Zuhause setzt sich Thorsten an den Computer, um alle möglichen Social Media Kanäle nach Susanne abzusuchen, doch er findet nichts.
"Was ist denn los mit dir? Du bist komisch". Alex steht hinter ihm und umarmt ihn. Nach einem Blick auf den Bildschirm fragt sie weiter: "Sollte ich mir jetzt Gedanken machen? Wer ist diese Susanne, die du suchst?" Er dreht sich um, legt seine Arme um ihre Hüfte und zieht sie auf seinen Schoß. "Susanne war mit mir und den anderen in einer Klasse. Ich habe sie heute am See getroffen. Sie ist ... ich weiß auch nicht ... extrem traurig, sie strahlt zwar Stärke aus aber irgendetwas zwingt sie in die Knie - und ich würde gerne wissen, was das ist" - "Hm ... ist sie verheiratet?" - "DARÜBER machst du dir Gedanken?" - "Ja klar. Wenn das ...", sie nickt zum Bildschirm, "... ihr Mädchenname ist und sie den Namen ihres Mannes angenommen hat, wirst du sie nicht so einfach finden". Grübelnd sieht Thorsten seine Mate an, dann stupst er sie auf die Nase. "Ich habe wirklich eine kluge Frau geheiratet", schmunzelt er, gibt ihr einen Kuss und greift dann zum Handy.

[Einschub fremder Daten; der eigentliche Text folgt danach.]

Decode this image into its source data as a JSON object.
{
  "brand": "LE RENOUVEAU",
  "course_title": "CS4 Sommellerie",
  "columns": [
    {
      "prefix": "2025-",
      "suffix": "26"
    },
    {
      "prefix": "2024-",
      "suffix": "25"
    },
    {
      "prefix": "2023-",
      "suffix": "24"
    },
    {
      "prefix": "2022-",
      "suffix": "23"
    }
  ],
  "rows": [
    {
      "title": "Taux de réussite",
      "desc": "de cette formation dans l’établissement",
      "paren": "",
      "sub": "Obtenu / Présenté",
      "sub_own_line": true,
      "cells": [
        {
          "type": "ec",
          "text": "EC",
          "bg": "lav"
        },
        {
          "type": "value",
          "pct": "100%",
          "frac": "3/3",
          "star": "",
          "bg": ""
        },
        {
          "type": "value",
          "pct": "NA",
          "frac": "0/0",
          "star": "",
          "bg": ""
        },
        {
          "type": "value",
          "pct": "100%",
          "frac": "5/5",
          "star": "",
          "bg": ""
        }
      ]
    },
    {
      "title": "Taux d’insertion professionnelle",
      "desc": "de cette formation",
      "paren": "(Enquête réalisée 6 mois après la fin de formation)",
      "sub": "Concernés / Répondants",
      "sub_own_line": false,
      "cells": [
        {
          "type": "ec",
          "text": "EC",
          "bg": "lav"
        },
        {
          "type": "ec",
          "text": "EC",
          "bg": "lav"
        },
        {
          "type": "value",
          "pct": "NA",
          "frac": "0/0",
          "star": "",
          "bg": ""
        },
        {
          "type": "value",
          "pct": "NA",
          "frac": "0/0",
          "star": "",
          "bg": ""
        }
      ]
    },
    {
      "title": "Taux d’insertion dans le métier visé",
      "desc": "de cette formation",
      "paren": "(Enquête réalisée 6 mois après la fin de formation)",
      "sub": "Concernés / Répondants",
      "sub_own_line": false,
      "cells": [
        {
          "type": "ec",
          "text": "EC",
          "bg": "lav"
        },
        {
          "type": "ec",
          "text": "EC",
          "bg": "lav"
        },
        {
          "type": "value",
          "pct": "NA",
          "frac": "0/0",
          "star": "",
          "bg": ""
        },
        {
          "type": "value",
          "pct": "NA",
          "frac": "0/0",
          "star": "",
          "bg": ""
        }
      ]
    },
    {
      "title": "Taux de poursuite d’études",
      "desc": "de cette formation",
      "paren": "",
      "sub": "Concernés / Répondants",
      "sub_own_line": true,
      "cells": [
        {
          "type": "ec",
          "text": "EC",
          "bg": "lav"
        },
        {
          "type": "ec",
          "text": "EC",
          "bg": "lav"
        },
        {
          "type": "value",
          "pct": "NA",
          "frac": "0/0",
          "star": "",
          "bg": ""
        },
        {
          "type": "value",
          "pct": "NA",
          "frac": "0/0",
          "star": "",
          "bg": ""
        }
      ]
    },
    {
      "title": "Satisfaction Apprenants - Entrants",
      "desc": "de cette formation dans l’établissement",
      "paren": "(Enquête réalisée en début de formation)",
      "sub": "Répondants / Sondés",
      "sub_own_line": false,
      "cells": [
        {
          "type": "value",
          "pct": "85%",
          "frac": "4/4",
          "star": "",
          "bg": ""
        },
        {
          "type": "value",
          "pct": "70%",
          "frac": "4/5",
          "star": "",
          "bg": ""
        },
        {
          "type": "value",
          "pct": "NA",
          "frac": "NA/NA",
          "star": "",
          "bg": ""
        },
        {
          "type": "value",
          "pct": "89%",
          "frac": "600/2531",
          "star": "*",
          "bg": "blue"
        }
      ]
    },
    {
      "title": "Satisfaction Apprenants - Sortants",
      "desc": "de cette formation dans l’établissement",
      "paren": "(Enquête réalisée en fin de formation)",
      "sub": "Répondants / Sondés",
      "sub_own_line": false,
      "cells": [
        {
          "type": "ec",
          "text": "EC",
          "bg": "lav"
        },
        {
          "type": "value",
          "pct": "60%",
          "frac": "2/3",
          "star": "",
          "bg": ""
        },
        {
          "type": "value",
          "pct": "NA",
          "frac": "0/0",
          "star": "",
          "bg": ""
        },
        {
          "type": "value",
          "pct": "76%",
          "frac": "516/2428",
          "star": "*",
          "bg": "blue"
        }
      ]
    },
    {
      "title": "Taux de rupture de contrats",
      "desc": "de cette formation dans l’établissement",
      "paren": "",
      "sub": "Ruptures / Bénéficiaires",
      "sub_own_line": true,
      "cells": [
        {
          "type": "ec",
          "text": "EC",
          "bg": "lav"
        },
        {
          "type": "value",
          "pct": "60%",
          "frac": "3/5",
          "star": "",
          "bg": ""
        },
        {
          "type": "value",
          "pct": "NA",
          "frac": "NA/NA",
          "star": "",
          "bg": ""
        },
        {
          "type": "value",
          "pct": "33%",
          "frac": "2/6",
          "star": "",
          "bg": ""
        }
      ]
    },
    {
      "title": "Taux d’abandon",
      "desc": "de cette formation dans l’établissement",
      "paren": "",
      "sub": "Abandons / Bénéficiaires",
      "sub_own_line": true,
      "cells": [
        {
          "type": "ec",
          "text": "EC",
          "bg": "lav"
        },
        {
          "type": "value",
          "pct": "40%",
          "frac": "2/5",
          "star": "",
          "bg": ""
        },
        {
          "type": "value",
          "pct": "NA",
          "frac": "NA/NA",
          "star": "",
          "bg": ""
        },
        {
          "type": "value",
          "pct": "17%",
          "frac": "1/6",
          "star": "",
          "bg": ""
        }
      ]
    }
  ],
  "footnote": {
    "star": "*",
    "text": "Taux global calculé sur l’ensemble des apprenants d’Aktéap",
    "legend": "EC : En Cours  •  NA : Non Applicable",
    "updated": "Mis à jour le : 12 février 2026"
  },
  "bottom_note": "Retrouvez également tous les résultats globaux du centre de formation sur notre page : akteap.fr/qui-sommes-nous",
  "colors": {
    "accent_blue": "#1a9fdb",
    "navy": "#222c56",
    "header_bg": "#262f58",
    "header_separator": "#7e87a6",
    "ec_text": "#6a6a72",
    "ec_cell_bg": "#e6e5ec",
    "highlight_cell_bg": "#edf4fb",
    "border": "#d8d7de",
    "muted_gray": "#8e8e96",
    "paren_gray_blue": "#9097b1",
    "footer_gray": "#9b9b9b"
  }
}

Nach einem Anruf bei Marlene, die das Klassentreffen organisiert hat, weiß er den aktuellen Namen und gibt den in die Suchleisten ein. Er findet nicht viel, ihre Profile sind überall privat, nur manche Fotos sind zu sehen. Er vergleicht alte und neue Bilder und irgendwann in den letzten drei Jahren verloren ihre Augen das Funkeln, sie lächelt zwar meistens in die Kamera, aber es wirkt immer aufgesetzt. "Du hast recht, Schatz. Irgendwas ist passiert, sie wirkt verletzt auf den neuesten Fotos. Allerdings ... hier schaut sie auch nicht glücklich aus". Alex deutet auf ein altes Klassenfoto, das sie entdeckt hat. "Das war sie wahrscheinlich auch nicht", murmelt Thorsten. "Warum?" - "Weil Louis und seine Gang mit ihren Girlies sie immer runtergemacht haben. Sie war damals etwas fester als der Rest der Mädchen und ein bisschen tollpatschig" - "Du bist auch im Rudel!" - "Ja, aber ich hab mich immer zurückgehalten, das musst du mir glauben" - "Sie war ein hübsches Mädchen" - "Ja, sie hat auch nichts von ihrer Ausstrahlung verloren. Nur ist sie heute sehr schlank, fast schon zu dünn, finde ich" - "Warum waren sie so zu ihr?" - " Ich weiß es nicht, Maus. Ich hab das nie wirklich verstanden. Manchmal glaube ich, dass es seine Strafe ist. Dass er nie seine Mate gefunden hat".